AMD’s Zen looks more than promising

AMD has been lagging behind Intel for a decade now but in the past 1-2 years the situation of the second largest CPU manufacturer has become very serious – AMD has not had any new AM3+ processors in a long time, instead relying on its APUs to provide performance. Fortunately for AMD and its fans, the company is working on a new architecture called Zen that should appear by the end of the year.

New pieces of news have surfaced up over the weekend and they claim, once again, that Zen will be a remarkably powerful processor. There isn’t that much detailed information since Zen is still in AMD’s labs, covered in secrecy, but according to the leaks the new chip will offer instruction-per-clock (IPC) performance equal to that of Intel’s fifth generation Core Broadwell processor, which came out in the fall of year 2015. This by itself is a huge step for AMD, since AMD’s own Vishera-based FX processors offer the performance level of entry-level and some mid-range 2nd generation Intel Sandy Bridge processors.

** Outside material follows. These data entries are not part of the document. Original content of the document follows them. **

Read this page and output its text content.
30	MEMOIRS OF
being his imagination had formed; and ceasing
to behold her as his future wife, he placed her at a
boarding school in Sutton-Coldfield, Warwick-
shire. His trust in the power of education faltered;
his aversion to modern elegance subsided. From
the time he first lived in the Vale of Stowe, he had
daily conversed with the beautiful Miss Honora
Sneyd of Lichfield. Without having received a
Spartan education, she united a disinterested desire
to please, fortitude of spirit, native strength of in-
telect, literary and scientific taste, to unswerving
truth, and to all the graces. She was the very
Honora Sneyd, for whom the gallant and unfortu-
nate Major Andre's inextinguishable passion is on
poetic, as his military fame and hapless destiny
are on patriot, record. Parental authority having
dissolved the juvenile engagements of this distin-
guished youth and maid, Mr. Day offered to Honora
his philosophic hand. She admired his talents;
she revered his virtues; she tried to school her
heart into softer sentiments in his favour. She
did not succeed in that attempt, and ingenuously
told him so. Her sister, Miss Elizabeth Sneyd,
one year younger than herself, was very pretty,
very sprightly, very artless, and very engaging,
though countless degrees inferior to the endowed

As you probably know Zen will appear in two forms – in APUs called Summit Ridge and in processors with no integrated GPUs that will likely be called AMD FX once again. Apparently Summit Ridge is almost done – again according to these leaks the chip currently works at 3.0 GHz and uses an A0 stepping but before the release of the new APU, AMD will move to at least A1 or A2 stepping (maybe even B0), which will offer even higher working frequencies of nearly or even over 4 GHz. Supposedly AMD’s 8-core Zen processors will work at around 3.8 GHz, while chips with fewer cores will run at 4.0 GHz or even higher. Given the expected Broadwell IPC performance Summit Ridge, and hence Zen, has every chance to become one very fast processor.

It appears that fall 2016 will be one very hot season in the PC processor industry but this is what we need after years of weak competition on the CPU market.